Presentata al salone di Tokyo del 1987, non è mai entrata in produzione, ma aveva tutte le credenziali per divenire una moto di serie. La Suzuki “Nuda” funzionava in tutto e aveva come caratteristica principale la trazione integrale, mai riproposta in seguito. Non era solo un concept, ma raccontava il futuro a chi ancora non se lo poteva immaginare e a distanza di 37 anni, certe soluzioni di cui era dotata sono praticamente le stesse dei mezzi di punta dei maggiori marchi presenti sul mercato attuale. Un sogno rimasto tale, la prima vera 2×2 da 280 Km/h.
Appurato che non era un progetto statico, il motore, unica parte convenzionale di tutta la moto, era lo stesso quattro cilindri 16 valvole bialbero raffreddato ad aria e olio del GSX-R 750 in circolazione quell’anno, con qualche cavallo in più, assistito dal sistema STECS (Suzuki Total Engine Control System). Questa evoluta iniezione elettronica indiretta poteva contare su due sottosistemi: l’EPI che in pochi millesimi calcola la giusta quantità di benzina da iniettare a seconda di specifici e numerosi parametri e l‘ESA, sistema digitale per il controllo della curva di anticipo che stabilisce i tempi e la durata della scintilla.

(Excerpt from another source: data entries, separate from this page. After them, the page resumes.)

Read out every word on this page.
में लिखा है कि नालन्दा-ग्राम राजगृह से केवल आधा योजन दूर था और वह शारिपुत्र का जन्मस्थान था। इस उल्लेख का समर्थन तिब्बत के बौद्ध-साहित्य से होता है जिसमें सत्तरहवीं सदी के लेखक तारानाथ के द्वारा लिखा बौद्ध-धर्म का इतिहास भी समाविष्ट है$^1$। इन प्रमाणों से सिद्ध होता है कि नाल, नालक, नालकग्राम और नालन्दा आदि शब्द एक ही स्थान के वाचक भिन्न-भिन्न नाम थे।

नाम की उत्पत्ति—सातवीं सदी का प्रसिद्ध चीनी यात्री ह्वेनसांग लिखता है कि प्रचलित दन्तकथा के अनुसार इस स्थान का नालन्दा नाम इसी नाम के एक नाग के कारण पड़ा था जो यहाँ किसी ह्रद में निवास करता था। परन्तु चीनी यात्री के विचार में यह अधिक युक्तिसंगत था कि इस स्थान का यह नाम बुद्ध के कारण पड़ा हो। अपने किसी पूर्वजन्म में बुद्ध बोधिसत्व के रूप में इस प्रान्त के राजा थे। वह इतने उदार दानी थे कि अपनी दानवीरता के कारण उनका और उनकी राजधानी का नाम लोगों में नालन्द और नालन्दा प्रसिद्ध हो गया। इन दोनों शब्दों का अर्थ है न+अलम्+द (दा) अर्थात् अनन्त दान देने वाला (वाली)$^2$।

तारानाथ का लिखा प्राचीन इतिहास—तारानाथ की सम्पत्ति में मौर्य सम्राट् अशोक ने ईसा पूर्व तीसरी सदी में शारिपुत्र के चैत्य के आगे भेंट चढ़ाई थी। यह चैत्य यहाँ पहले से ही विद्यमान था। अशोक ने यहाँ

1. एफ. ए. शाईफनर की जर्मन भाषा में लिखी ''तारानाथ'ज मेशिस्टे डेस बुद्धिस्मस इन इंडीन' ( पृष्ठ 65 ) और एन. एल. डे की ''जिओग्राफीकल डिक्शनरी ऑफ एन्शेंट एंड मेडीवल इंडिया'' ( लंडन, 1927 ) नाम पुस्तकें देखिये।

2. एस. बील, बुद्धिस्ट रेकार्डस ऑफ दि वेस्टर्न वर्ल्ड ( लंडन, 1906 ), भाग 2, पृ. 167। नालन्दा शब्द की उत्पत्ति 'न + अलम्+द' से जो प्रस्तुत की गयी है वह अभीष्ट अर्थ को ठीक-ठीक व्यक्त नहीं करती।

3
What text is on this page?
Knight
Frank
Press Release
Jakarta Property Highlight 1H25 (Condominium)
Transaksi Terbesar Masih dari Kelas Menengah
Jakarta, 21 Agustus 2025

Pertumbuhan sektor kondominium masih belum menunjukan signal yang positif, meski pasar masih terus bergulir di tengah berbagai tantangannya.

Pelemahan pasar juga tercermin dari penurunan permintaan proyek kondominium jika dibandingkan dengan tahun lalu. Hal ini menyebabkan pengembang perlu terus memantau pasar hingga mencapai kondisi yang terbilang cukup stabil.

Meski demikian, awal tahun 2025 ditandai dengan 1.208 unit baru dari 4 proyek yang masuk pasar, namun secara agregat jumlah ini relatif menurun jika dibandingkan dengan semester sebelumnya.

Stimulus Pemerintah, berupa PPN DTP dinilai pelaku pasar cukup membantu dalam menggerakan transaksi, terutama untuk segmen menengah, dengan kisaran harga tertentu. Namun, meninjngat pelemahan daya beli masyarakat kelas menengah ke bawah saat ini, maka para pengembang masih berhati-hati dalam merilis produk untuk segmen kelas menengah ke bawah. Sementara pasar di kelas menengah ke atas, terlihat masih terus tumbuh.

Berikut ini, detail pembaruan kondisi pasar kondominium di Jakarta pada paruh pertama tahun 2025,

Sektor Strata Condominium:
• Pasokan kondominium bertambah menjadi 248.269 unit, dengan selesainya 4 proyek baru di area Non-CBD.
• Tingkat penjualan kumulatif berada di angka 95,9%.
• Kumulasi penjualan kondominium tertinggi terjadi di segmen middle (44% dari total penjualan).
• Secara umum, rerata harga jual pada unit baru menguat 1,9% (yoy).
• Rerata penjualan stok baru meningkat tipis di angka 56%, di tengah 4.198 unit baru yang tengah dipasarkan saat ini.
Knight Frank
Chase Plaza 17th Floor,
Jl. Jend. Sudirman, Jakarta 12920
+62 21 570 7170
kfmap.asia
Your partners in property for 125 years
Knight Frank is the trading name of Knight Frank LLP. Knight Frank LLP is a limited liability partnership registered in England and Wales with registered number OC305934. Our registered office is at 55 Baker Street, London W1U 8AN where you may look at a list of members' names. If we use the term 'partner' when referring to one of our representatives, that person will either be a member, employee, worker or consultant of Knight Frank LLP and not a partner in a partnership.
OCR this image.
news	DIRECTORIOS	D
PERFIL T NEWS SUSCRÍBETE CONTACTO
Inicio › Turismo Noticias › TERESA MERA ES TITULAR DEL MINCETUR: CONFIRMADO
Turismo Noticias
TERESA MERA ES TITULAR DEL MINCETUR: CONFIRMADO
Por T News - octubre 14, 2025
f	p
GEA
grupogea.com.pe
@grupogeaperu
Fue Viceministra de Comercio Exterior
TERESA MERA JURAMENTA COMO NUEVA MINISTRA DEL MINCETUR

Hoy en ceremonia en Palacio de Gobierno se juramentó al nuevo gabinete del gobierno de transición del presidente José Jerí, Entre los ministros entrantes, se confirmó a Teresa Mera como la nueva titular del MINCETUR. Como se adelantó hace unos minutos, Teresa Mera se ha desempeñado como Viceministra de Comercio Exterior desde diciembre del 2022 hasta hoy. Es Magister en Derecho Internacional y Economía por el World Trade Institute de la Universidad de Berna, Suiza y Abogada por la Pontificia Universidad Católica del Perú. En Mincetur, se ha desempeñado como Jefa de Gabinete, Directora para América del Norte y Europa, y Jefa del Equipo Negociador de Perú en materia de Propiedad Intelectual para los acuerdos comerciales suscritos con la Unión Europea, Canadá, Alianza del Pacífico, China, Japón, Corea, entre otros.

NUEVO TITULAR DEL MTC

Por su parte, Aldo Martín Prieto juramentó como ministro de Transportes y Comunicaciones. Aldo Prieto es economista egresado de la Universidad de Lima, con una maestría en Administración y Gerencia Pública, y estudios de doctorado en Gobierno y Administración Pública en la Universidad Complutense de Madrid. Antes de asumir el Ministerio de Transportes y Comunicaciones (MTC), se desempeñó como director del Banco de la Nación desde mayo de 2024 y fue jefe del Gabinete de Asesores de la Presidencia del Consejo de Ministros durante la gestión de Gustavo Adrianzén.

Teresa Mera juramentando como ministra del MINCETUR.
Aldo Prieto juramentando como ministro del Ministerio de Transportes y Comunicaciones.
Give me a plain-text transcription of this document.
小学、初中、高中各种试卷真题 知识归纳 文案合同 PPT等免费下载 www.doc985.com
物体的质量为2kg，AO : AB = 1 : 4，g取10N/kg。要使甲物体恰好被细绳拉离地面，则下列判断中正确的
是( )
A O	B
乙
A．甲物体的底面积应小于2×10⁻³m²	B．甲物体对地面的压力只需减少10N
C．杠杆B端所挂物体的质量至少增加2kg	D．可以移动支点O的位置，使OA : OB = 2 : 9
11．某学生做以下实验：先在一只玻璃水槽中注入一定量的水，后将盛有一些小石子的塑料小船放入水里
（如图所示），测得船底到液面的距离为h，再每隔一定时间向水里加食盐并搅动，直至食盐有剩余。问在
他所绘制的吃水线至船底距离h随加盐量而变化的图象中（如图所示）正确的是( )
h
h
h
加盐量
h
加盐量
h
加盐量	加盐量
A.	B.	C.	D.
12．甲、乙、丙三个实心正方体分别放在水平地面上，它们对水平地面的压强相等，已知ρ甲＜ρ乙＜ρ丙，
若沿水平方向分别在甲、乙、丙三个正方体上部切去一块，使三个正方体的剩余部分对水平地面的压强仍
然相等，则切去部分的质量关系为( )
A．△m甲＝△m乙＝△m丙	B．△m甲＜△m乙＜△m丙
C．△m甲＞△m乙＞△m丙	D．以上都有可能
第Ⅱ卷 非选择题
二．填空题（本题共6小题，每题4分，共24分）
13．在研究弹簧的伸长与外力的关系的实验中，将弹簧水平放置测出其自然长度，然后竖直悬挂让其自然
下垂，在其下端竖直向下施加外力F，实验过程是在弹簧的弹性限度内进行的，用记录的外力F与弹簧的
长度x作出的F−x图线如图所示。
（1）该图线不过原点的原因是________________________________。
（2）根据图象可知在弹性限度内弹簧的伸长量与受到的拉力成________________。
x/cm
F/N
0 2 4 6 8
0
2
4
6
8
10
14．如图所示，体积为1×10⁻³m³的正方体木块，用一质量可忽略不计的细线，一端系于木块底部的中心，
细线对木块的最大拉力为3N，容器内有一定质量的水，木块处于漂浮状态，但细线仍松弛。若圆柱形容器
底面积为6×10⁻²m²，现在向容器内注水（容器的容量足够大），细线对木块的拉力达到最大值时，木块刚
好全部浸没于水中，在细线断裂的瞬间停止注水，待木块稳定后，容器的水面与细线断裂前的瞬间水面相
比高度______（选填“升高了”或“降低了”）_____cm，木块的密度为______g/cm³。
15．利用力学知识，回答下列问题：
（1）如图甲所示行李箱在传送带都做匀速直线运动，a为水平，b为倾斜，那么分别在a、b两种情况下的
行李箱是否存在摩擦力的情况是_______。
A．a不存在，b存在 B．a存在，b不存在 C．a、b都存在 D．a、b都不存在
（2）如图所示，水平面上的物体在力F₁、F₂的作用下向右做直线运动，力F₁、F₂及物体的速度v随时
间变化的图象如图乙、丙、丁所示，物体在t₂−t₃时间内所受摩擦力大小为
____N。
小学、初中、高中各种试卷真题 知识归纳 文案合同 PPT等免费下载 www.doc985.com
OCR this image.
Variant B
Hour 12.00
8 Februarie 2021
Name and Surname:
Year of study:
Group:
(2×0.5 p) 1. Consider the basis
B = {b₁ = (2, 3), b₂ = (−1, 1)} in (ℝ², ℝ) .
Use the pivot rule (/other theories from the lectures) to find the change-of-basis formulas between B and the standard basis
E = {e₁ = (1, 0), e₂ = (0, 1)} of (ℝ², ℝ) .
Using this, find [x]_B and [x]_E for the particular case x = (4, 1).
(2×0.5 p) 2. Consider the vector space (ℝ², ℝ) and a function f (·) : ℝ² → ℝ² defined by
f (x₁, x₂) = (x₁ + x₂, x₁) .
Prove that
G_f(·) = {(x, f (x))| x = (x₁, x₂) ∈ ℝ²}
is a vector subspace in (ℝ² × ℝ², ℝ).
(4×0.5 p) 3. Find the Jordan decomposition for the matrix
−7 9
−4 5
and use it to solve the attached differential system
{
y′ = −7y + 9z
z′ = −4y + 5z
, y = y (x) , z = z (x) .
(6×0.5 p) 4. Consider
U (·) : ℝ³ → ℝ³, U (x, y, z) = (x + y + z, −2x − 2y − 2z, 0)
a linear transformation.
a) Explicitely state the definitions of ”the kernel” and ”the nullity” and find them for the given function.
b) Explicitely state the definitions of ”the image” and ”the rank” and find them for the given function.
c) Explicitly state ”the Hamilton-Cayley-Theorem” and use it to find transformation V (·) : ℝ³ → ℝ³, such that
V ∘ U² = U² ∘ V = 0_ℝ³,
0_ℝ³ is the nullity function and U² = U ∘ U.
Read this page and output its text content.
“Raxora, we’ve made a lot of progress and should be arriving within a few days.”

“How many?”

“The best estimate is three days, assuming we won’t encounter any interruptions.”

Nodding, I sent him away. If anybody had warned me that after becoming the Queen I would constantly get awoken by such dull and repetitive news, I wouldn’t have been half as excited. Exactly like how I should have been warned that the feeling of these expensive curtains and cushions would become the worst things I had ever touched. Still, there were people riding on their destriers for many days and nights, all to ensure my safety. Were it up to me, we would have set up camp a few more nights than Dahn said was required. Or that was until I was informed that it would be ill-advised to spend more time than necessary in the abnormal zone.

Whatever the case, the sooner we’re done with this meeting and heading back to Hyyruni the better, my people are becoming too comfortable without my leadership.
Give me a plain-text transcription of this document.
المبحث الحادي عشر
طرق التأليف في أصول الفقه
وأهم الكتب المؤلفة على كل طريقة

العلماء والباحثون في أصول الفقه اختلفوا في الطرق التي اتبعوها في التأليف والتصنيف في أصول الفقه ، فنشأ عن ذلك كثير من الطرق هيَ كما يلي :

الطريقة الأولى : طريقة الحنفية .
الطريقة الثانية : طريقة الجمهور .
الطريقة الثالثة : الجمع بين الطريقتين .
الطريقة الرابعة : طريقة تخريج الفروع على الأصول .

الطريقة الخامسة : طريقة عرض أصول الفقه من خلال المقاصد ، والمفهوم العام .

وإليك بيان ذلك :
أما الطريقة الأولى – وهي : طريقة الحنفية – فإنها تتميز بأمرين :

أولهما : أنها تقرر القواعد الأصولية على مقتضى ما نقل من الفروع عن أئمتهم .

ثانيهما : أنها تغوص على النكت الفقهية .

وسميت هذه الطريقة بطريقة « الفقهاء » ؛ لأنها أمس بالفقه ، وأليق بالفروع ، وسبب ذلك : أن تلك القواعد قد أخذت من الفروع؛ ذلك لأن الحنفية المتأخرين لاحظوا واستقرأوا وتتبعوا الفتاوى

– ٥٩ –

Come sui modelli oggi in commercio, la Nuda prevedeva già la selezione del riding mode attraverso un sistema siglato SRIS (Suzuki Rewrite Injection System) ce consentiva la riprogrammazione della CPU (Central Process Unit), per ottenere erogazioni diverse, scegliere una coppia più in basso, variare l’erogazione della potenza più in alto, ecc.
La trazione integrale è intuibile a vista dai grossi carter che coprono la trasmissione su entrambe le ruote. Con due alberi controsterzanti in grado di ripartire equamente le forze da scaricare a terra, un sistema idraulico innovativo serviva a garantire una trasmissione “equilibrata” alle ruote impegnate a differenti velocità. Data la mole, e la trazione anche sull’anteriore, i tecnici Suzuki adottarono un servosterzo idraulico.
Ideale a sostenere la trazione integrale, la ciclistica si basava su due monobracci, che oscillavano ammortizzati da sospensioni in grado di mantenere un assetto anti affondamento e stabile in curva anche ad alte velocità. Anche la sella era ammortizzata e caratterizzata da un sistema che le permetteva di spostarsi durante la piega, seguendo il pilota, per poi rientrare in sagoma con esso. Le luci erano ad orientamento elettronico automatico e per accenderla non c’era la chiave, ma una scheda a contatto magnetico. La strumentazione di bordo ad elementi circolari mostrava il fondo scala del tachimetro a 320 orari e a 16.000 rpm quello del contagiri, ma la velocità dichiarata era di 280 Km/h, già tantissimi allora.
A completare un’idea così futuristica per l’epoca, non poteva mancare un design adeguato. A dispetto del nome era tutt’altro che svestita e la lunga e affusolata carena in fibra di carbonio avvolgeva interamente la moto. Probabilmente ad Hamamatsu sapevano bene che questo modello così innovativo e ricco di soluzioni non avrebbe avuto, per la sua concentrazione di tecnologia, il successo meritato e forse per questo non è mai andato in produzione, ma due ruote motrici a parte, l’importanza della Suzuki Nuda è molto più grande di quanto si possa stimare. Essendo un prototipo completamente funzionante e immatricolabile, ogni innovazione ha dato comunque seguito a perfezionamenti e ricerche dei cui risultati beneficiamo sui prodotti di oggi. A quasi quarant’anni dalla sua comparsa, Nuda non è stata solo la prima moto a trazione integrale, ma un vero laboratorio per quello che guidiamo tutti i giorni.